BY BRETT POPPLEWELL,Sportsnet magazine
Imagine a day where the professional sporting events taking place on the entire continent involved a tennis match that even the most avid tennis fans didn’t want to watch and a smattering of soccer games, one of them featuring arguably the worst professional soccer team in the world (with sympathies and regrets to Toronto FC, but your own player professed it as fact).
What could millions of people do but switch off their TVs, turn to their loved ones and say: “Honey, today kinda sucks.”
And they’d be right. Today does kinda suck, if you’re a sports fan anyway.
In fact, July 11, 2012 is a date that might live in infamy among the worst in sports history. A day in which a tennis match on the greenest grass in all of Rhode Island between the 11th and 65th best players in the world ranks supreme among all sporting events on Earth.
Thankfully the complete lack of sports today is just a temporary result of the MLB All-Star Break. And though this unfortunate side-effect of last night’s All-Star Game is as irritable as some aggressive rash that may or may not be related to what you did after the game last night, all should be remedied by tomorrow when golf returns to the airwaves with the 2012 John Deere Classic.
But what if someway somehow the temporary rash that is this day grew into something more permanent? What if every day was like today? No MLB, NBA, or NHL. No NFL, PGA or Olympics either. No more motorsports or boxing (there is a mid-week UFC event). What if there wasn’t even any cricket?
What would the people now stuck staring at their loved ones do next? And what would their world look like?
The socio-economic repercussions of a world without sports are almost impossible to gauge. Not in any serious fashion anyway. But that’s not the point.
Sure, beer consumption would decrease and millions of chicken wings would go uneaten. And, yeah, in about nine months maternity wards would be packed with screaming, crying babies. But they’d be babies without much of a future. No future at all, really, an unfortunate result of the Nuclear Winter spreading from the Far East.
Put simply: a world without sports would destroy itself. Sports are, after all, an integral part of every modern civilization on this planet. They divide and yet bind us in ways that only a sports fan could possibly understand.
But the world wouldn’t end overnight. No, it would take a few months and, unfortunately for those who survive, few would understand the true cause of their newfound mutation into post-apocalyptic cretins until they had already, well, mutated.
But like I said, it would take a few months for the mutations to begin. And, in all likelihood, the apocalypse would be preceded by mass confusion, followed by an inexplicable euphoria and a false sense of peace.

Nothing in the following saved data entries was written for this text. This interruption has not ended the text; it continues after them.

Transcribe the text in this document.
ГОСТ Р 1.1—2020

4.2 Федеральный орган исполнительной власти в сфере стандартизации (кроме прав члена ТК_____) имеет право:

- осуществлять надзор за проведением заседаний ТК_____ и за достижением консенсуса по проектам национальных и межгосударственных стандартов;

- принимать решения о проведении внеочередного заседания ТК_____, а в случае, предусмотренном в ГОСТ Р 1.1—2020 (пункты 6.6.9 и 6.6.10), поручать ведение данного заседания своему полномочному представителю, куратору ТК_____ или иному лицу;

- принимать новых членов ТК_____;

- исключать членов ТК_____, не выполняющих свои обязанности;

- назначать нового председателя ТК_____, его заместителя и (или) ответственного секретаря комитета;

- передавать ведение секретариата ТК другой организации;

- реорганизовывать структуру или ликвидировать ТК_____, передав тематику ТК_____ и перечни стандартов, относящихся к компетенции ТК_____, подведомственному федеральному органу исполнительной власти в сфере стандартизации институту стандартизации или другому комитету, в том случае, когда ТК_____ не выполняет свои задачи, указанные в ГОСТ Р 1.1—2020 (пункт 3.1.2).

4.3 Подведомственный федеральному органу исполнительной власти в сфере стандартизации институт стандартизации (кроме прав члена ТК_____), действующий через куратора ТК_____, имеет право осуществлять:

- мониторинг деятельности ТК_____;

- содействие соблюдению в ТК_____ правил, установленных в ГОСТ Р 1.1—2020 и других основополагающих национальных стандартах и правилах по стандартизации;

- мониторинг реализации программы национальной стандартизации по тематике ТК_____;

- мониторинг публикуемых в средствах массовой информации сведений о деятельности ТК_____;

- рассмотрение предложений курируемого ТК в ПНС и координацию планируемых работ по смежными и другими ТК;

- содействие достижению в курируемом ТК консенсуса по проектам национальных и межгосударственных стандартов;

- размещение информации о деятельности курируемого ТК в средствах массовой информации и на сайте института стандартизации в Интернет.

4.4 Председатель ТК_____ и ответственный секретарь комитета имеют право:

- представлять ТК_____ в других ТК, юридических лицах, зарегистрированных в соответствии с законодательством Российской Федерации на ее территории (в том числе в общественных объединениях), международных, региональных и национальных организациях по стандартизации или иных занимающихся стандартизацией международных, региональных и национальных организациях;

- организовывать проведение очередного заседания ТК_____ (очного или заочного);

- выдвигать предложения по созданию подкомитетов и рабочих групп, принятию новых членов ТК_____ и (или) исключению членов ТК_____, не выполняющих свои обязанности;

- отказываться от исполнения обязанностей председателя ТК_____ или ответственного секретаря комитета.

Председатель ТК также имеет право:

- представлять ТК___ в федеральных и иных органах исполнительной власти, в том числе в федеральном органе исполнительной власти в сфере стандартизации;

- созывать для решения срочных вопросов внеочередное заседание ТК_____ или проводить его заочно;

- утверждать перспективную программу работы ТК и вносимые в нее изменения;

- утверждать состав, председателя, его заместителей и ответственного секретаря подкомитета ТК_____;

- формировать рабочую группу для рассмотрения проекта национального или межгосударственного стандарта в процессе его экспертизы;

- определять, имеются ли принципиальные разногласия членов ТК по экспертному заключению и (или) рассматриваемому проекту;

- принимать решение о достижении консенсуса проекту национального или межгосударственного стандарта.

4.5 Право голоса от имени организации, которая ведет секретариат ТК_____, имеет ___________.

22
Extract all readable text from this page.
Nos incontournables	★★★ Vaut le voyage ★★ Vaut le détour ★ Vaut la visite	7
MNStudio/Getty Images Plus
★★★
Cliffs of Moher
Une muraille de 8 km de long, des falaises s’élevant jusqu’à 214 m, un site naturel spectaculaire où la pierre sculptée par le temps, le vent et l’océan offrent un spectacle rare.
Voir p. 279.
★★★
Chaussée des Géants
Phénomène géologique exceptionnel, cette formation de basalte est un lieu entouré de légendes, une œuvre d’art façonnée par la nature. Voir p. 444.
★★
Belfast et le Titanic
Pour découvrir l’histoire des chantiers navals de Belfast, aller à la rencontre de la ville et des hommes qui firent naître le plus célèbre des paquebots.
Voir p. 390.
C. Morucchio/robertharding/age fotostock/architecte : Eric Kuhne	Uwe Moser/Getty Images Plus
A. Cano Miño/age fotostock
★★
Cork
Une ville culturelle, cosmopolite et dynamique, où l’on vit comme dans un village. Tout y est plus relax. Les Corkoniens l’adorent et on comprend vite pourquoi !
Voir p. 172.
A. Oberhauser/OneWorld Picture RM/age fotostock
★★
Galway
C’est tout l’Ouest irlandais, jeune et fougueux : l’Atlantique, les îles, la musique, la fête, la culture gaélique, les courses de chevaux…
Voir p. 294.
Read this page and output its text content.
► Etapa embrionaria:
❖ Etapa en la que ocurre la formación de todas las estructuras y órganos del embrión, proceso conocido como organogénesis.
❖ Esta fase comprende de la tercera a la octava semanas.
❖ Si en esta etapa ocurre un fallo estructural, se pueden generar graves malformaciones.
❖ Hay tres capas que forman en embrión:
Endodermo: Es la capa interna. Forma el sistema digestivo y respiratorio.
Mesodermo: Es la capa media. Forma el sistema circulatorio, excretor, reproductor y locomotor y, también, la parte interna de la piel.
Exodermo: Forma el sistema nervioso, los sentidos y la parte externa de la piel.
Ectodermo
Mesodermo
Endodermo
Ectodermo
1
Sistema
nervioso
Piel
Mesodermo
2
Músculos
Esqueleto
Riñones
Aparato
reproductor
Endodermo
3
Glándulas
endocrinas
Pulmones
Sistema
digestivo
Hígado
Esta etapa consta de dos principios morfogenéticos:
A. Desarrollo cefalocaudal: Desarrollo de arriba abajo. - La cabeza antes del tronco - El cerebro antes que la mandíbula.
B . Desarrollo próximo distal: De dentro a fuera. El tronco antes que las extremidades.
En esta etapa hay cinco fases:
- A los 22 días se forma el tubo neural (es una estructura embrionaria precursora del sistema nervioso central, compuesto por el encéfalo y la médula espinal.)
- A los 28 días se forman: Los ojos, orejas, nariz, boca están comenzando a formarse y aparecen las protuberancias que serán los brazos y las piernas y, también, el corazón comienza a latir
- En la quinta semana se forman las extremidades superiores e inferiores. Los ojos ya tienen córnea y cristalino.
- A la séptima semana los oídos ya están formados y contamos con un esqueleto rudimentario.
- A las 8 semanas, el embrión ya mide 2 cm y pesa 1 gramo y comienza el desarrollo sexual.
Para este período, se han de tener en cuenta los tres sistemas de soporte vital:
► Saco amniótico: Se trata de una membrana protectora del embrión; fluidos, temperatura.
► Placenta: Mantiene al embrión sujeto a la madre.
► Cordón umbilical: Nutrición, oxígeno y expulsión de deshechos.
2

On the first day without sports grown men would rise from couches and bar stools across North America, seek out their respective lovers and engage in confused conversations that would quickly lead to the bedroom and result in the greatest baby boom in human history.
The next day, the entire population of Toronto would gather in Yonge St. and commemorate the end of 45-years of perpetual sadness. Fathers would hold their sons close, tears of relief streaming down their faces at the collective realization that the Maple Leafs would never disappoint them again.
Meanwhile, in Britain, rival mobs of soccer hooligans would gather in pubs across the countryside and drink themselves into a peaceful stupor having no more cause to smash a pint glass over the bar rail and stab it in each others throats.
News outlets around the world would falsely report that the end of sports was pulling humanity closer together.
Then weird things would start to happen. In Boston, former Red Sox fans would realize that despite the death of baseball, they still hated New Yorkers. In Los Angeles, Posh Spice would wake up one morning and realize that, upon closer inspection, her husband was never really that interesting when you took him off the soccer pitch. And Canadians everywhere would suddenly learn that the majority of Quebeckers were only in favour of Canadian unity because they didn’t want to have to rename the Canadiens.
And then: Nuclear War. A direct result of the end of cricket diplomacy.
And just like that, all of Asia would be a smoldering crater. Africa too. And, for reasons still to be determined, South America as well. And within days, a large dark radioactive cloud would descend on Europe and, thanks primarily to the revolution of the Earth, it would soon encapsulate North America.
Then, some Tuesday in the distant future, some mutated survivor (probably a Greek) would drag himself to Olympia, site of the ancient Olympics, bow down before the Temple of Zeus, weep from his one good eye and ask: “What the Hell just happened?”